ART MUSEUM REMOVES BUST OF FORMER IOC PRESIDENT OVER “RACIST LEGACY”

BY NEIL SHEFFERD

The Asian Art Museum in San Francisco has removed a bust of former International Olympic Committee (IOC) President Avery Brundage from its foyer because of concerns over his “racist legacy.”

The bust was unveiled by the Asian Art Commission in 1972 and has sat in the foyer since in honour of the institution’s founding patron, as reported by The New York Times. 

The Asian Art Museum has removed the bust of its main benefactor, former IOC President Avery Brundage from its foyer

Brundage, who had represented the United States in 1912 Olympic Games in Stockholm in the pentathlon, served as President of the IOC from 1952 to 1972, having joined it as a member in 1936. 

Brundage, who died in 1975, opposed the boycott of the 1936 Olympic Games in Berlin, during his time as President of the American Olympic Committee.

There were calls, led by politicians in the US, to boycott the Games because of concerns around the morality of supporting an Olympics in a country led by a Nazi regime.

There was concern in the United States about Nazi Party leader Adolf Hitler’s treatment of Jewish people, his belief in the superior race and how Jewish and black athletes representing the US at Berlin 1936 would be treated.

Brundage argued politics had no place in sport claiming: “The Olympic Games belong to the athletes and not to the politicians.”

The United States’ Avery Brundage, who served as IOC President for 20 years between 1952 and 1972, was a controversial figure who has been called a “racist

In December 1935, the Amateur Athletic Union of the United States voted to send a team to Berlin 1936, with Brundage playing a key in swinging the vote in favour of participation.

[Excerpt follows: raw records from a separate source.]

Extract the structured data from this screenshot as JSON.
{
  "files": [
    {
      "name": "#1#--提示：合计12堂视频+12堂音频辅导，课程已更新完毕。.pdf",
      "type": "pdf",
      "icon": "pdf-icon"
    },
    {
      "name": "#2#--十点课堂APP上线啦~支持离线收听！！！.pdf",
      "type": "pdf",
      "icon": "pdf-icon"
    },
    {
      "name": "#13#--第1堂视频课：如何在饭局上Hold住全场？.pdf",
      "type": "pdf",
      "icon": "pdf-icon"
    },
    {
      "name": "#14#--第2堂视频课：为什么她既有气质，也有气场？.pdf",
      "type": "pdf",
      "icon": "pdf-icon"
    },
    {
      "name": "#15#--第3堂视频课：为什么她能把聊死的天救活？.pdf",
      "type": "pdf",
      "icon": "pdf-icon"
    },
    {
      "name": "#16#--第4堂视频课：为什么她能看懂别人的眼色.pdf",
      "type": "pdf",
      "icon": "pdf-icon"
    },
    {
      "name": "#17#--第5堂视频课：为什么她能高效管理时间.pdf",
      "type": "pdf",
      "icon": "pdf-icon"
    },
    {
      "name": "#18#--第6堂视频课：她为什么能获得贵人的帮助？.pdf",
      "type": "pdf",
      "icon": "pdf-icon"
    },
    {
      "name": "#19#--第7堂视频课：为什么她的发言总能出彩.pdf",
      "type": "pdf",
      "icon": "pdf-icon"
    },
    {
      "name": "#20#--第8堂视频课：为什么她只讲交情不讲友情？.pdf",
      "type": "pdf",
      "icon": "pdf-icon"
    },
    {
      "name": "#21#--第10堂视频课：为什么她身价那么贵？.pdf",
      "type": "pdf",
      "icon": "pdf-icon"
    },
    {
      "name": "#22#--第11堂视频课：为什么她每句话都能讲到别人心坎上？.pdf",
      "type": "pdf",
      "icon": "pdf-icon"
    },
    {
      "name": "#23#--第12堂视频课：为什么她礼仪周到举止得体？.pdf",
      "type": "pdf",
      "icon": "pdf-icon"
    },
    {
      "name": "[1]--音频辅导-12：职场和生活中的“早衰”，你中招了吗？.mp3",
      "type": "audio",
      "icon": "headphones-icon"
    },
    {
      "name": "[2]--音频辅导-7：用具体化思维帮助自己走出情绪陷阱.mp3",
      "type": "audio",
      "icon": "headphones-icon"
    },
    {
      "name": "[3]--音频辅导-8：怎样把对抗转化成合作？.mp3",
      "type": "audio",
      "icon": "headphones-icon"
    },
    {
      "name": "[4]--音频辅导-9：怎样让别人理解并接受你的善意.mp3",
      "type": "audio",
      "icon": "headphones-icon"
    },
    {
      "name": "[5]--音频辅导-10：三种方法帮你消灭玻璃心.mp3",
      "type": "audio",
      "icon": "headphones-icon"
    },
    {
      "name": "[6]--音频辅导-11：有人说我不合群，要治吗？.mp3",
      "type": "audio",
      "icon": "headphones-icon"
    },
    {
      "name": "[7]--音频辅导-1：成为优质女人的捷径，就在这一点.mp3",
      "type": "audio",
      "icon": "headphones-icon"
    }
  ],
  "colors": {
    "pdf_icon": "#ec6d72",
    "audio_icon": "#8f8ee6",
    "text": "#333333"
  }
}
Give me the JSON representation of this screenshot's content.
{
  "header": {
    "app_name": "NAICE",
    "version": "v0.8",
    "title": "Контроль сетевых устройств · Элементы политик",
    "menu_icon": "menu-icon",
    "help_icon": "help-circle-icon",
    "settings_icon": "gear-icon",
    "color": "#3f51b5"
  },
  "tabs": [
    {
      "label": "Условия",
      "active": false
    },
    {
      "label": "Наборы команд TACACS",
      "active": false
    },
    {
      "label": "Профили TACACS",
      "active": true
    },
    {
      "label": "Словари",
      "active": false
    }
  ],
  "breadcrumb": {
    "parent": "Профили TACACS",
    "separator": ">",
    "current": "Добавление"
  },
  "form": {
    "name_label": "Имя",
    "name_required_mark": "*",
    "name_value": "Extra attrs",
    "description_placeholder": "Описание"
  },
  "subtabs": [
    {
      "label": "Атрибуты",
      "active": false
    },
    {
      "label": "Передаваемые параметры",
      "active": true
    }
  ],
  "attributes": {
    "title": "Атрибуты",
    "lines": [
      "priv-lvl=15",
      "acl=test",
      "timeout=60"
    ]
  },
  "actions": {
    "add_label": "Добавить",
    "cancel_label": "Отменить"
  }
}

The Museum benefactor also expelled African American athletes Tommie Smith and John Carlos from the 1968 Olympic Games in Mexico City after they raised their fists in support with the Black Power movement on the podium after winning silver and bronze medals in the 200 metres. 

Brundage deemed the pair’s actions to be a domestic political statement unfit for the Olympic Games.

Asian Art Museum director Jay Xu claimed they had not fully aware of Brundage’s controversial past until 2016, when staff were preparing for the Museum’s 55th anniversary celebrations.

In an open letter earlier this month, published in response to the killing of George Floyd in Minneapolis, which has Black Lives Matter marches all around the world, Xu addressed the thorny issue of the Museum’s history.

“If we pride ourselves as guardians of a historical art collection, we must contend with the very history of how our Museum came to be,” Xu wrote.

“Avery Brundage, whose collection forms the nucleus of this institution, espoused racist and anti-Semitic views.

“We have removed his name from Museum initiatives but have yet to address this history in a fully open and transparent way. 

“Only by publicly condemning Brundage’s racism and examining the foundation of our Museum can we become an even greater source of healing and connection.

“Addressing this history is only a modest beginning. 

“We must ensure that anti-racist measures are foundational to all Museum work and processes, and to the experience of every visitor.

“Our Museum is still learning how we can nurture the kind of intersectionality that allies us to larger movements and promote change from within our own institution.

“We must engage our communities for guidance, insight, and partnership, and welcome all comments, suggestions, and criticisms. 

“In this way, we can evolve into a Museum that is truly for all.”

Brundage, whose wealth was based upon his construction business, had first became interested in Asian art after a visit he made to an exhibition of Chinese art at the Royal Academy in London in early 1936, after the Winter Olympics in Garmisch-Partenkirchen, which had also been organised by the Nazi regime. 

In 1960, it was estimated that Brundage’s collection was worth $15 million (£12 million/€13 million). 

Much of Brundage’s collection was based upon stock he had bought which had originally been owned by Japanese dealers in the US that was impounded during World War Two. 

He agreed to donate parts of his collection to the City of San Francisco, and in 1966 the Asian Art Museum was opened to showcase it. 

Brundage continued to make donations to the new Museum and left the remainder of his collection to it in his will.

Today, the museum has 7,700 pieces from Brundage among the 17,000-plus objects which make up its collection

The bust, which has now been moved into storage, was unveiled on the occasion of Brundage’s 85th birthday, and had an inscription which read: “It is evidence of the lasting appreciation of the people of San Francisco for the magnificent gift to San Francisco of his collection of Asian art.

“The Avery Brundage collection is the nucleus of the city’s collections of Asian art and is the foundation of the centre of Asian art and culture.

“The lives of untold millions of men, women and children of this and future generations will be enriched by his generosity.”